I just finished two new figures for my In-ko-pah Railroad. They are based on my dad and step-sister, and will be the driver and front seat passenger for my Model T railbus. I haven't installed them in the railbus yet because I still need to make some glasses for my mini-dad. 












Here are a couple of the photos I used for reference:




















And here are some shots of the individual figures:














































They're a bit rough but they'll do. I find that the more of these figures I do, the less patience I have for getting them perfect.


----------



## SD90WLMT (Feb 16, 2010)

Ray - they show lots of character in each figure, and it's great to include family in our fantasies also!! 

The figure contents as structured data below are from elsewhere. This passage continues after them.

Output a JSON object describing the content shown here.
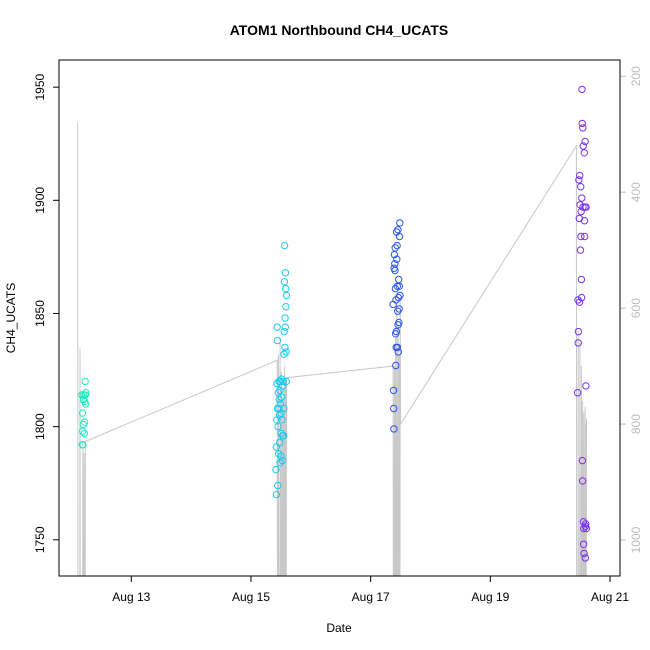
{
  "chart_data": {
    "type": "scatter",
    "title": "ATOM1 Northbound CH4_UCATS",
    "xlabel": "Date",
    "ylabel": "CH4_UCATS",
    "xlim": [
      "2016-08-11T19:00",
      "2016-08-21T04:00"
    ],
    "ylim": [
      1734,
      1962
    ],
    "y2lim": [
      1062,
      172
    ],
    "x_ticks": [
      "Aug 13",
      "Aug 15",
      "Aug 17",
      "Aug 19",
      "Aug 21"
    ],
    "x_tick_values": [
      "2016-08-13T00:00",
      "2016-08-15T00:00",
      "2016-08-17T00:00",
      "2016-08-19T00:00",
      "2016-08-21T00:00"
    ],
    "y_ticks": [
      1750,
      1800,
      1850,
      1900,
      1950
    ],
    "y2_ticks": [
      200,
      400,
      600,
      800,
      1000
    ],
    "grid": false,
    "colors": {
      "line": "#c8c8c8",
      "axis": "#000000",
      "right_axis": "#bdbdbd"
    },
    "series": [
      {
        "color": "#22e8c0",
        "points": [
          [
            "2016-08-12T04:10",
            1814
          ],
          [
            "2016-08-12T04:20",
            1792
          ],
          [
            "2016-08-12T04:25",
            1806
          ],
          [
            "2016-08-12T04:30",
            1798
          ],
          [
            "2016-08-12T04:35",
            1792
          ],
          [
            "2016-08-12T04:45",
            1801
          ],
          [
            "2016-08-12T04:50",
            1812
          ],
          [
            "2016-08-12T05:00",
            1814
          ],
          [
            "2016-08-12T05:10",
            1797
          ],
          [
            "2016-08-12T05:15",
            1802
          ],
          [
            "2016-08-12T05:20",
            1811
          ],
          [
            "2016-08-12T05:30",
            1820
          ],
          [
            "2016-08-12T05:35",
            1814
          ],
          [
            "2016-08-12T05:40",
            1810
          ],
          [
            "2016-08-12T05:45",
            1815
          ]
        ]
      },
      {
        "color": "#1ccaf0",
        "points": [
          [
            "2016-08-15T10:00",
            1781
          ],
          [
            "2016-08-15T10:10",
            1791
          ],
          [
            "2016-08-15T10:15",
            1770
          ],
          [
            "2016-08-15T10:20",
            1803
          ],
          [
            "2016-08-15T10:25",
            1819
          ],
          [
            "2016-08-15T10:30",
            1844
          ],
          [
            "2016-08-15T10:35",
            1838
          ],
          [
            "2016-08-15T10:40",
            1808
          ],
          [
            "2016-08-15T10:45",
            1774
          ],
          [
            "2016-08-15T10:50",
            1800
          ],
          [
            "2016-08-15T11:00",
            1815
          ],
          [
            "2016-08-15T11:05",
            1788
          ],
          [
            "2016-08-15T11:10",
            1808
          ],
          [
            "2016-08-15T11:15",
            1820
          ],
          [
            "2016-08-15T11:20",
            1812
          ],
          [
            "2016-08-15T11:25",
            1805
          ],
          [
            "2016-08-15T11:30",
            1793
          ],
          [
            "2016-08-15T11:35",
            1816
          ],
          [
            "2016-08-15T11:40",
            1784
          ],
          [
            "2016-08-15T11:45",
            1810
          ],
          [
            "2016-08-15T11:50",
            1820
          ],
          [
            "2016-08-15T12:00",
            1806
          ],
          [
            "2016-08-15T12:05",
            1787
          ],
          [
            "2016-08-15T12:10",
            1797
          ],
          [
            "2016-08-15T12:15",
            1813
          ],
          [
            "2016-08-15T12:20",
            1821
          ],
          [
            "2016-08-15T12:25",
            1803
          ],
          [
            "2016-08-15T12:30",
            1785
          ],
          [
            "2016-08-15T12:35",
            1796
          ],
          [
            "2016-08-15T12:40",
            1818
          ],
          [
            "2016-08-15T12:50",
            1820
          ],
          [
            "2016-08-15T13:00",
            1796
          ],
          [
            "2016-08-15T13:10",
            1808
          ],
          [
            "2016-08-15T13:15",
            1832
          ],
          [
            "2016-08-15T13:20",
            1842
          ],
          [
            "2016-08-15T13:25",
            1864
          ],
          [
            "2016-08-15T13:30",
            1880
          ],
          [
            "2016-08-15T13:35",
            1835
          ],
          [
            "2016-08-15T13:40",
            1848
          ],
          [
            "2016-08-15T13:45",
            1844
          ],
          [
            "2016-08-15T13:50",
            1868
          ],
          [
            "2016-08-15T13:55",
            1861
          ],
          [
            "2016-08-15T14:00",
            1853
          ],
          [
            "2016-08-15T14:05",
            1833
          ],
          [
            "2016-08-15T14:10",
            1820
          ],
          [
            "2016-08-15T14:15",
            1858
          ]
        ]
      },
      {
        "color": "#2a56f0",
        "points": [
          [
            "2016-08-17T09:00",
            1854
          ],
          [
            "2016-08-17T09:10",
            1816
          ],
          [
            "2016-08-17T09:15",
            1808
          ],
          [
            "2016-08-17T09:20",
            1799
          ],
          [
            "2016-08-17T09:25",
            1870
          ],
          [
            "2016-08-17T09:30",
            1876
          ],
          [
            "2016-08-17T09:40",
            1872
          ],
          [
            "2016-08-17T09:45",
            1869
          ],
          [
            "2016-08-17T09:50",
            1879
          ],
          [
            "2016-08-17T09:55",
            1861
          ],
          [
            "2016-08-17T10:00",
            1841
          ],
          [
            "2016-08-17T10:05",
            1827
          ],
          [
            "2016-08-17T10:10",
            1856
          ],
          [
            "2016-08-17T10:15",
            1835
          ],
          [
            "2016-08-17T10:20",
            1842
          ],
          [
            "2016-08-17T10:25",
            1886
          ],
          [
            "2016-08-17T10:30",
            1874
          ],
          [
            "2016-08-17T10:35",
            1880
          ],
          [
            "2016-08-17T10:40",
            1862
          ],
          [
            "2016-08-17T10:45",
            1835
          ],
          [
            "2016-08-17T10:50",
            1851
          ],
          [
            "2016-08-17T10:55",
            1887
          ],
          [
            "2016-08-17T11:00",
            1845
          ],
          [
            "2016-08-17T11:05",
            1833
          ],
          [
            "2016-08-17T11:10",
            1857
          ],
          [
            "2016-08-17T11:15",
            1865
          ],
          [
            "2016-08-17T11:20",
            1846
          ],
          [
            "2016-08-17T11:25",
            1852
          ],
          [
            "2016-08-17T11:30",
            1862
          ],
          [
            "2016-08-17T11:35",
            1884
          ],
          [
            "2016-08-17T11:40",
            1890
          ],
          [
            "2016-08-17T11:45",
            1858
          ]
        ]
      },
      {
        "color": "#7a32f0",
        "points": [
          [
            "2016-08-20T11:00",
            1815
          ],
          [
            "2016-08-20T11:10",
            1856
          ],
          [
            "2016-08-20T11:15",
            1837
          ],
          [
            "2016-08-20T11:20",
            1842
          ],
          [
            "2016-08-20T11:30",
            1909
          ],
          [
            "2016-08-20T11:40",
            1892
          ],
          [
            "2016-08-20T11:45",
            1855
          ],
          [
            "2016-08-20T11:50",
            1911
          ],
          [
            "2016-08-20T12:00",
            1898
          ],
          [
            "2016-08-20T12:10",
            1878
          ],
          [
            "2016-08-20T12:15",
            1906
          ],
          [
            "2016-08-20T12:20",
            1884
          ],
          [
            "2016-08-20T12:25",
            1895
          ],
          [
            "2016-08-20T12:30",
            1865
          ],
          [
            "2016-08-20T12:35",
            1857
          ],
          [
            "2016-08-20T12:40",
            1901
          ],
          [
            "2016-08-20T12:45",
            1949
          ],
          [
            "2016-08-20T12:50",
            1934
          ],
          [
            "2016-08-20T12:55",
            1785
          ],
          [
            "2016-08-20T13:00",
            1776
          ],
          [
            "2016-08-20T13:05",
            1932
          ],
          [
            "2016-08-20T13:10",
            1897
          ],
          [
            "2016-08-20T13:15",
            1924
          ],
          [
            "2016-08-20T13:20",
            1758
          ],
          [
            "2016-08-20T13:25",
            1748
          ],
          [
            "2016-08-20T13:30",
            1755
          ],
          [
            "2016-08-20T13:35",
            1744
          ],
          [
            "2016-08-20T13:40",
            1921
          ],
          [
            "2016-08-20T13:45",
            1891
          ],
          [
            "2016-08-20T13:50",
            1884
          ],
          [
            "2016-08-20T13:55",
            1897
          ],
          [
            "2016-08-20T14:00",
            1926
          ],
          [
            "2016-08-20T14:05",
            1742
          ],
          [
            "2016-08-20T14:10",
            1756
          ],
          [
            "2016-08-20T14:15",
            1757
          ],
          [
            "2016-08-20T14:20",
            1818
          ],
          [
            "2016-08-20T14:25",
            1897
          ],
          [
            "2016-08-20T14:30",
            1755
          ]
        ]
      }
    ],
    "altitude_trace": [
      [
        "2016-08-12T02:30",
        280
      ],
      [
        "2016-08-12T02:35",
        1062
      ],
      [
        "2016-08-12T03:20",
        1062
      ],
      [
        "2016-08-12T03:25",
        670
      ],
      [
        "2016-08-12T03:30",
        1062
      ],
      [
        "2016-08-12T04:30",
        1062
      ],
      [
        "2016-08-12T04:35",
        830
      ],
      [
        "2016-08-12T04:40",
        1062
      ],
      [
        "2016-08-12T05:00",
        1062
      ],
      [
        "2016-08-12T05:05",
        850
      ],
      [
        "2016-08-12T05:10",
        1062
      ],
      [
        "2016-08-12T05:30",
        1062
      ],
      [
        "2016-08-12T05:35",
        830
      ],
      [
        "2016-08-15T10:30",
        690
      ],
      [
        "2016-08-15T10:35",
        1062
      ],
      [
        "2016-08-15T10:55",
        1062
      ],
      [
        "2016-08-15T11:00",
        680
      ],
      [
        "2016-08-15T11:05",
        1062
      ],
      [
        "2016-08-15T11:35",
        1062
      ],
      [
        "2016-08-15T11:40",
        650
      ],
      [
        "2016-08-15T11:45",
        1062
      ],
      [
        "2016-08-15T12:05",
        1062
      ],
      [
        "2016-08-15T12:10",
        710
      ],
      [
        "2016-08-15T12:15",
        1062
      ],
      [
        "2016-08-15T12:35",
        1062
      ],
      [
        "2016-08-15T12:40",
        760
      ],
      [
        "2016-08-15T12:45",
        1062
      ],
      [
        "2016-08-15T13:05",
        1062
      ],
      [
        "2016-08-15T13:10",
        740
      ],
      [
        "2016-08-15T13:15",
        1062
      ],
      [
        "2016-08-15T13:25",
        1062
      ],
      [
        "2016-08-15T13:30",
        700
      ],
      [
        "2016-08-15T13:35",
        1062
      ],
      [
        "2016-08-15T13:45",
        1062
      ],
      [
        "2016-08-15T13:50",
        720
      ],
      [
        "2016-08-15T13:55",
        1062
      ],
      [
        "2016-08-15T14:10",
        1062
      ],
      [
        "2016-08-15T14:15",
        720
      ],
      [
        "2016-08-17T09:00",
        700
      ],
      [
        "2016-08-17T09:05",
        1062
      ],
      [
        "2016-08-17T09:25",
        1062
      ],
      [
        "2016-08-17T09:30",
        700
      ],
      [
        "2016-08-17T09:35",
        1062
      ],
      [
        "2016-08-17T09:55",
        1062
      ],
      [
        "2016-08-17T10:00",
        650
      ],
      [
        "2016-08-17T10:05",
        1062
      ],
      [
        "2016-08-17T10:25",
        1062
      ],
      [
        "2016-08-17T10:30",
        600
      ],
      [
        "2016-08-17T10:35",
        1062
      ],
      [
        "2016-08-17T10:55",
        1062
      ],
      [
        "2016-08-17T11:00",
        630
      ],
      [
        "2016-08-17T11:05",
        1062
      ],
      [
        "2016-08-17T11:20",
        1062
      ],
      [
        "2016-08-17T11:25",
        680
      ],
      [
        "2016-08-17T11:30",
        1062
      ],
      [
        "2016-08-17T11:45",
        1062
      ],
      [
        "2016-08-17T11:50",
        580
      ],
      [
        "2016-08-17T12:00",
        800
      ],
      [
        "2016-08-20T10:30",
        320
      ],
      [
        "2016-08-20T10:35",
        1062
      ],
      [
        "2016-08-20T11:10",
        1062
      ],
      [
        "2016-08-20T11:15",
        640
      ],
      [
        "2016-08-20T11:20",
        1062
      ],
      [
        "2016-08-20T11:50",
        1062
      ],
      [
        "2016-08-20T11:55",
        660
      ],
      [
        "2016-08-20T12:00",
        1062
      ],
      [
        "2016-08-20T12:25",
        1062
      ],
      [
        "2016-08-20T12:30",
        700
      ],
      [
        "2016-08-20T12:35",
        1062
      ],
      [
        "2016-08-20T12:55",
        1062
      ],
      [
        "2016-08-20T13:00",
        760
      ],
      [
        "2016-08-20T13:05",
        1062
      ],
      [
        "2016-08-20T13:25",
        1062
      ],
      [
        "2016-08-20T13:30",
        780
      ],
      [
        "2016-08-20T13:35",
        1062
      ],
      [
        "2016-08-20T13:55",
        1062
      ],
      [
        "2016-08-20T14:00",
        770
      ],
      [
        "2016-08-20T14:05",
        1062
      ],
      [
        "2016-08-20T14:15",
        1062
      ],
      [
        "2016-08-20T14:20",
        800
      ],
      [
        "2016-08-20T14:25",
        1062
      ],
      [
        "2016-08-20T14:30",
        1062
      ],
      [
        "2016-08-20T14:35",
        790
      ]
    ]
  }
}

I have not even tried to do any figures yet....look great from the next state over!! ( stand off and squint one state away ! ha ) 

Dirk - DMS Ry.


----------



## peter bunce (Dec 29, 2007)

Hi,


Nice work Ray, from the normal viewing distance, let alone inside the railcar they are excellent!

I can understand you comment re lack of detail, but it does not show.

Just out of interest how do you make the stetson and its brim? 

I make the brim on my modified Chinese figures from soda pop can metal, and the crown can be filler or stacked styrene ovals.

Yours Peter


----------



## Ray Dunakin (Jan 6, 2008)

I made the hat, including the brim, out of polyclay. Kind of a pain. I think your idea of using soft metal for the brim sounds easier, I'll have to give that a try next time.


----------



## Bob Pero (Jan 13, 2008)

Amazing work!!


----------



## Stan Cedarleaf (Jan 2, 2008)

Ray, using the good old "10 Foot Rule", they'll look great on the Railbus. Anyone getting "real" close to look at them will miss the overall beauty of the railroad. 

Chris Walas used to make glass in the glasses frames with a liquid material that dried clear..... I don't remember what it was...


----------



## SD90WLMT (Feb 16, 2010)

Model Master - products...#8876C 

'Clear parts cement & Window maker' 

1/2 fl. oz. 

by Testors......


----------



## Ray Dunakin (Jan 6, 2008)

I prefer to use artist's acrylic gloss medium. It seems to hold up better in the sun.


----------